К полудню экипажи всех судов оказались в полном составе, на берегу остались только командующий эскадрой и три капитана.
— Господа, — сказал Монбар своим офицерам, — как только мы выйдем с рейда, каждый может идти как хочет. У нас на судах мало провизии, и испанские острова, которые попадутся нам по дороге, снабдят нас съестными припасами. Не бойтесь грабить острова испанцев, это все-таки будет часть победы над врагами. Итак, решено, что каждый из нас со своей стороны должен спешить к месту общего сбора. Осторожность заставляет нас скрывать от неприятеля численность наших сил. Пункт нашего соединения — остров Кейе; первый прибывший туда должен ждать остальных. Там я вам дам последние инструкции о цели экспедиции, часть которой уже вам известна.
— Итак, — сказал де Фонтенэ, — вы упорно желаете сохранить тайну?
— Если вы непременно требуете, господин губернатор, — отвечал Монбар, — я вам…
— Нет-нет, — смеясь, перебил кавалер де Фонтенэ, — к чему мне это знать? Притом я ее почти угадал.
— Вот как? — спросил Монбар с недоверчивым видом.
— Или я очень ошибаюсь, или вы предпринимаете что-то против Санто-Доминго.
Авантюрист ответил хитрой улыбкой и простился с губернатором, который весело потирал руки, убежденный, что он действительно угадал тайну, которую от него скрывали.
Через час три легких судна снялись с якоря, распустили паруса и удалились, отдав прощальный салют земле, на который ответила батарея с мыса. Скоро суда слились вдали с беловатым туманом на горизонте и совсем исчезли.
— Вот увидите, что я не ошибся, — сказал де Фонтенэ своим офицерам, возвращаясь к губернаторскому дому, — этот демон Монбар действительно идет на Санто-Доминго. Гм! Мне жаль испанцев.
Глава XX. Дель-Ринкон
Оставим пока эскадру флибустьеров, к которой мы скоро вернемся, направляться по непроходимому лабиринту Антильского архипелага к острову Санто-Доминго, как его называют французы, к Эспаньоле, как назвал его Колумб, или к Гаити, как называли его карибы, первые и настоящие его владельцы. Говоря о карибах, мы подразумеваем и негров, и краснокожих. Многие не знают, что некоторые карибы черны и так походят на африканских негров, что когда французские колонисты-плантаторы поселились на острове Сент-Винсент и привезли с собой черных невольников, черные карибы, негодуя на свое сходство с людьми, униженными рабством, и боясь, кроме того, как бы впоследствии цвет их кожи не стал предлогом для того, чтобы и их подвергнуть той же участи, бежали в самые непроходимые леса и, чтобы навсегда установить очевидное различие между собой и чернокожими невольниками, перевезенными на остров, стали сжимать обручем лоб у новорожденных, так чтобы он был совершенно плоский; это стало как бы признаком новой породы у будущего поколения туземцев и впоследствии сделалось знаком независимости.

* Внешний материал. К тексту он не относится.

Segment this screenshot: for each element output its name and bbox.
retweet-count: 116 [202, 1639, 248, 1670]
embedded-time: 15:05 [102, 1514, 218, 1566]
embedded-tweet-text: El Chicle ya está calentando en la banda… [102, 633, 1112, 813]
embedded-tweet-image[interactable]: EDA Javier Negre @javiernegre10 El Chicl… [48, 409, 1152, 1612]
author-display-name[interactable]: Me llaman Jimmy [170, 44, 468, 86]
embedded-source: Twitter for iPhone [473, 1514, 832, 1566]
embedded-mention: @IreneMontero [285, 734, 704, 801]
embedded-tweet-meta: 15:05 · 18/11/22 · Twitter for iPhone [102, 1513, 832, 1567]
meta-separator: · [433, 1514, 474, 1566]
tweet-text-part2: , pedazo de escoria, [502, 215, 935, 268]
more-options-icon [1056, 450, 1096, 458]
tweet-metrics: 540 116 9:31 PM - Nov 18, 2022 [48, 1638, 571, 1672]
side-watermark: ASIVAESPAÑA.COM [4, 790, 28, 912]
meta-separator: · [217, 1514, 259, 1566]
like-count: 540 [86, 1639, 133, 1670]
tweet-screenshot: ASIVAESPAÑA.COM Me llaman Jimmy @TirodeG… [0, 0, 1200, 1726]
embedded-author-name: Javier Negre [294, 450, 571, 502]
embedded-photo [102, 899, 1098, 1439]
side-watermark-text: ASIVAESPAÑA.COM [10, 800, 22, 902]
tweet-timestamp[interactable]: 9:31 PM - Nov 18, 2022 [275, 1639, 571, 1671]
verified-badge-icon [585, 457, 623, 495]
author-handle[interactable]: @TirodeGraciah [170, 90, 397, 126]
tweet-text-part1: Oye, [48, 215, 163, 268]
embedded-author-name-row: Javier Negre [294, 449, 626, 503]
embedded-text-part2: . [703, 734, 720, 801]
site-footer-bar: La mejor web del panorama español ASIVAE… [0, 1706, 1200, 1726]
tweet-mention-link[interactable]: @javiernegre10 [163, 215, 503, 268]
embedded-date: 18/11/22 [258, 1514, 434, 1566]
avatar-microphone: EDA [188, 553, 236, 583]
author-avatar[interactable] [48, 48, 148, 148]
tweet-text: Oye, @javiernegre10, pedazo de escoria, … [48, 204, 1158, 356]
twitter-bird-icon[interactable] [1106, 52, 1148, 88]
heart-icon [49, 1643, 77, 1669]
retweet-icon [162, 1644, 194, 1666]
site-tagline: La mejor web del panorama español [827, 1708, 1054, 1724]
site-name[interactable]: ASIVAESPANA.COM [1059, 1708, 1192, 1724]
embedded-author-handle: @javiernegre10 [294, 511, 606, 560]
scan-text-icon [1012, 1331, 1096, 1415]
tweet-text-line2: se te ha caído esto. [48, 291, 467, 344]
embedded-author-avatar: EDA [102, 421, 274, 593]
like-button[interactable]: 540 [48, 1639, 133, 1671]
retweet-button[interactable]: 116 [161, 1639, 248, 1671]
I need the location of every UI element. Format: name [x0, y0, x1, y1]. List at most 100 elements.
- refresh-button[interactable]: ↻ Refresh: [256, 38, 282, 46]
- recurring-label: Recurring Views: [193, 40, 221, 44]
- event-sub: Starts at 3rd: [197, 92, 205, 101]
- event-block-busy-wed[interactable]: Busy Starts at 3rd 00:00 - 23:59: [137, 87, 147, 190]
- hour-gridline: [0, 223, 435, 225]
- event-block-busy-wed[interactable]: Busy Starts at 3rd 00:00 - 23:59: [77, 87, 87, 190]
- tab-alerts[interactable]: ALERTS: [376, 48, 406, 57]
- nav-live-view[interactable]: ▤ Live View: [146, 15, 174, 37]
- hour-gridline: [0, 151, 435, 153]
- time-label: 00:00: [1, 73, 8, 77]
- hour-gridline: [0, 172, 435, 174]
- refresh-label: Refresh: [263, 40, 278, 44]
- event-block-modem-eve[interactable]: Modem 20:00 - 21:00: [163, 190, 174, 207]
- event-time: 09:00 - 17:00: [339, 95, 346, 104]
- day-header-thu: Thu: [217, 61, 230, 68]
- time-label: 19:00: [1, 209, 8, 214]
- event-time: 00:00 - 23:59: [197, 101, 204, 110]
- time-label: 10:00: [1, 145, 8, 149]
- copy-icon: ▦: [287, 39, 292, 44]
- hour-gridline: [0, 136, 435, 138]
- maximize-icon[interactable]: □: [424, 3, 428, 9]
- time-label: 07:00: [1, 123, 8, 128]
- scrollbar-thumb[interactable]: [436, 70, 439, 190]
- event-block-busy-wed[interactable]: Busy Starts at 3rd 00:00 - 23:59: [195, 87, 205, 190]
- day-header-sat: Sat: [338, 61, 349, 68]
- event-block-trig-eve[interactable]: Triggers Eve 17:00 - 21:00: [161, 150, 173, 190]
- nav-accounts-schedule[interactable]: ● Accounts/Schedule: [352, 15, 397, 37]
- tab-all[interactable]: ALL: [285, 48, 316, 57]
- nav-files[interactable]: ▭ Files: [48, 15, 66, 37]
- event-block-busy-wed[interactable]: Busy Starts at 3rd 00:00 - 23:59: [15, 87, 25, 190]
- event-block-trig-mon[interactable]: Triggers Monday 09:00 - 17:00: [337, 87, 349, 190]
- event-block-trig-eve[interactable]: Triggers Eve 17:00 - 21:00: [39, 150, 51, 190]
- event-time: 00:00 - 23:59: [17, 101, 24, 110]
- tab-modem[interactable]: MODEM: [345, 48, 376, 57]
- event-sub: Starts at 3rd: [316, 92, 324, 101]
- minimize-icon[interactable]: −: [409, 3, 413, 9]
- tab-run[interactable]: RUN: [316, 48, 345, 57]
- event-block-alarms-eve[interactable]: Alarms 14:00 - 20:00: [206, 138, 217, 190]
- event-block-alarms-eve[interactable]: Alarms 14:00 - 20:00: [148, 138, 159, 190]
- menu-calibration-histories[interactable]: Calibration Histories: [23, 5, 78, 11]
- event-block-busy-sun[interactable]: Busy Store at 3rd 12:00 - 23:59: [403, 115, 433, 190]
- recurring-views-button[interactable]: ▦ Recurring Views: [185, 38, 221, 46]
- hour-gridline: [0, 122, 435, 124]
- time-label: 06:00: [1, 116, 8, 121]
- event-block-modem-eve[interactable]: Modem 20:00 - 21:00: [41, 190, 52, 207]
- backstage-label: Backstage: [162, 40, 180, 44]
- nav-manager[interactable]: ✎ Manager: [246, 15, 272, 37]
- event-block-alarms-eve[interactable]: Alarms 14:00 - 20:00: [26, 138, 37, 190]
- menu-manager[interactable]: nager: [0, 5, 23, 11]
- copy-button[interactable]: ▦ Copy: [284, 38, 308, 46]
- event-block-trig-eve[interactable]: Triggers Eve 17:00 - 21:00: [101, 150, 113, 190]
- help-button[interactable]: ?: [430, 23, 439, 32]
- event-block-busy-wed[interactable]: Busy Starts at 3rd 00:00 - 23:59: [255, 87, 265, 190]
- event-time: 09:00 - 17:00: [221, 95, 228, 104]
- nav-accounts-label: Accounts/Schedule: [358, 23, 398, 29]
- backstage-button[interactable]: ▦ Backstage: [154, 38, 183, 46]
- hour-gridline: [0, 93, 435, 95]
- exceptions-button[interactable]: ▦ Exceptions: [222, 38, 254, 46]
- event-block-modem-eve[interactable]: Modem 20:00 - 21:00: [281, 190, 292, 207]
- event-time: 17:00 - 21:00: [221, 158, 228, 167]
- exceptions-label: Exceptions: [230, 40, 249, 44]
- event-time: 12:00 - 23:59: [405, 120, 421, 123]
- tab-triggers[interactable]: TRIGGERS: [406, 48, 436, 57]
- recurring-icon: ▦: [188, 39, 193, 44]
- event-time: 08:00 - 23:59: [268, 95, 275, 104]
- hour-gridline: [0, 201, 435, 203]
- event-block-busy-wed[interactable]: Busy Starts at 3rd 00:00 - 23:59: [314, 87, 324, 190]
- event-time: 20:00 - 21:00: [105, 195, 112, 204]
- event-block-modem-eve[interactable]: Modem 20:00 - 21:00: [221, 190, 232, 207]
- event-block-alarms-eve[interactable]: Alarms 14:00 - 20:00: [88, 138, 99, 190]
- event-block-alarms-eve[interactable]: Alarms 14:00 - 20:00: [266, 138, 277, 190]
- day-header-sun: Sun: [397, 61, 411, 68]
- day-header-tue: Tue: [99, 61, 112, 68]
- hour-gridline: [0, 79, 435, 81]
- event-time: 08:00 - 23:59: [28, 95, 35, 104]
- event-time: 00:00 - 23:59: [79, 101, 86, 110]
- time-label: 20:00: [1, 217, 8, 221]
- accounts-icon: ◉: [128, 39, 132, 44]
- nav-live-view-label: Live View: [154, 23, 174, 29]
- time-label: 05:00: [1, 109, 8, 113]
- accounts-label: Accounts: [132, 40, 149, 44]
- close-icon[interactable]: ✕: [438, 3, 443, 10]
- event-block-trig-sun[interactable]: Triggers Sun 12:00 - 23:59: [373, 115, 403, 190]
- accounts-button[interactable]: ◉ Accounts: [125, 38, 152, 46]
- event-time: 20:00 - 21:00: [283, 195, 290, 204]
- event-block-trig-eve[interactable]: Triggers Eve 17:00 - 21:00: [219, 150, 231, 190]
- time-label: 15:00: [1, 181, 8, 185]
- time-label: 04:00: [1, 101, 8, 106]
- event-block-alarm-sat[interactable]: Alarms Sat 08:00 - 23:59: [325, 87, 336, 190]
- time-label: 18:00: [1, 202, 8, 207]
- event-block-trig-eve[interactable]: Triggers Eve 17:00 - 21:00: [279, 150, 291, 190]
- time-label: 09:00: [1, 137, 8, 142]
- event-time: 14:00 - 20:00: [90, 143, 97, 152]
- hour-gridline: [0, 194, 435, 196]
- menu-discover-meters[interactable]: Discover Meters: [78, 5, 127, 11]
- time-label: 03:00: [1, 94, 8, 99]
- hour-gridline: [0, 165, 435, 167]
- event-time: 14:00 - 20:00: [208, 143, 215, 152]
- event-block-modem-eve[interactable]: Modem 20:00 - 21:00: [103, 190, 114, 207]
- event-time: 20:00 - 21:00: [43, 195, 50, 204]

Прежде чем продолжить наш рассказ, мы попросим у читателя позволения заняться географией; так как события в описываемой здесь флибустьерской истории будут происходить на Санто-Доминго, то необходимо описать этот остров подробнее.
Остров Санто-Доминго, или Эспаньола, открытый 6 декабря 1492 года Христофором Колумбом, по общему мнению — самый красивый из всех Антильских островов. Длина его — семьсот километров, средняя ширина — сто двадцать, протяженность береговой линии, не считая бухт и заливов, — тысяча четыреста километров.